L’honneur et la considération de la personne ne doivent pas s’apprécier selon les conceptions personnelles et subjectives de celle-ci, mais en fonction de critères objectifs et de la réprobation générale provoquée par l’allégation litigieuse, que le fait imputé soit pénalement répréhensible ou manifestement contraire aux règles morales communément admises. La diffamation, qui peut se présenter sous forme d’allusion ou d’insinuation, doit être appréciée en tenant compte des éléments intrinsèques et extrinsèques au support en cause, à savoir tant du contenu même des propos que du contexte dans lequel ils s’inscrivent. Enfin, les juges ne sont pas tenus par l’interprétation de la signification diffamatoire des propos incriminés proposée par l’assignation et il leur appartient de rechercher si ceux-ci contiennent l’imputation formulée par la partie civile ou celle d’un autre fait contenu dans les propos en question.

Télécharger la décision

Q/R juridiques soulevées :

Qu’est-ce que la diffamation selon la loi française ?

La diffamation, selon l’article 29 al. 1 de la loi du 29 juillet 1881, est définie comme toute allégation ou imputation d’un fait qui porte atteinte à l’honneur ou à la considération d’une personne ou d’un corps.

Pour qu’une déclaration soit considérée comme diffamatoire, elle doit être précise et susceptible d’être prouvée. Cela signifie qu’il doit exister un débat contradictoire sur la véracité de l’allégation.

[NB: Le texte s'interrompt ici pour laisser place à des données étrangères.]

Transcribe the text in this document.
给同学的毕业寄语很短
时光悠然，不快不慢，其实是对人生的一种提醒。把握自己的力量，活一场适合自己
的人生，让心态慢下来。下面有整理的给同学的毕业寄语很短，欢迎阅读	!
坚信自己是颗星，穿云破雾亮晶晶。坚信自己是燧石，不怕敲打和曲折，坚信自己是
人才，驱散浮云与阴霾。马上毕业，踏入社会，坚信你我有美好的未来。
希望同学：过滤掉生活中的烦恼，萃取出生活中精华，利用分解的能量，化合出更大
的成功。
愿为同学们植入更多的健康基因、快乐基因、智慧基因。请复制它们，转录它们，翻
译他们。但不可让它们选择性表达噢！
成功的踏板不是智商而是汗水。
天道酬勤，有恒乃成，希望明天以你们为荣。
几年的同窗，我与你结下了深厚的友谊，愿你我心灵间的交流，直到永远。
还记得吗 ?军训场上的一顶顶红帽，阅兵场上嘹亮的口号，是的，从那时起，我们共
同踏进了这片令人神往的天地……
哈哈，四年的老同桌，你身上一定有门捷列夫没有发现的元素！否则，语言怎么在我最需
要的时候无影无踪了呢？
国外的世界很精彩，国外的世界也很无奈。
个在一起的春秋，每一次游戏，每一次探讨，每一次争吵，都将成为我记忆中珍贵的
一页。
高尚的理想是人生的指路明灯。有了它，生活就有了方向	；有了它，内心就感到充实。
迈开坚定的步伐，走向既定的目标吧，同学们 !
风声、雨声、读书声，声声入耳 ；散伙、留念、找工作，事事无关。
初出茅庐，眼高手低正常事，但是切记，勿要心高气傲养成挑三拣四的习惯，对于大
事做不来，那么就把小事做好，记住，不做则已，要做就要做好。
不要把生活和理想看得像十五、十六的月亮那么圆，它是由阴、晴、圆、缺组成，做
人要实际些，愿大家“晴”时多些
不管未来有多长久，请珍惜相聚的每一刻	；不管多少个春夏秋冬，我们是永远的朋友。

Cette définition distingue la diffamation de l’injure, qui est caractérisée par des expressions outrageantes sans imputation de faits, et de l’expression subjective d’opinions, qui ne peut être prouvée.

Quels sont les éléments constitutifs de la diffamation ?

Les éléments constitutifs de la diffamation incluent l’allégation d’un fait précis, l’atteinte à l’honneur ou à la considération de la personne visée, et la possibilité d’un débat contradictoire sur la véracité de l’allégation.

L’honneur et la considération ne doivent pas être évalués selon des critères subjectifs, mais plutôt selon des critères objectifs et la réprobation générale que l’allégation pourrait susciter.

De plus, la diffamation peut se manifester sous forme d’allusion ou d’insinuation, et doit être appréciée en tenant compte du contexte dans lequel elle s’inscrit.

Comment la bonne foi peut-elle être invoquée en cas de diffamation ?

La bonne foi peut être invoquée par l’auteur d’une allégation diffamatoire pour échapper à une condamnation. Pour cela, il doit prouver qu’il a agi avec un but légitime, sans animosité personnelle, et qu’il a respecté certaines exigences, notamment en matière de sérieux de l’enquête et de prudence dans l’expression.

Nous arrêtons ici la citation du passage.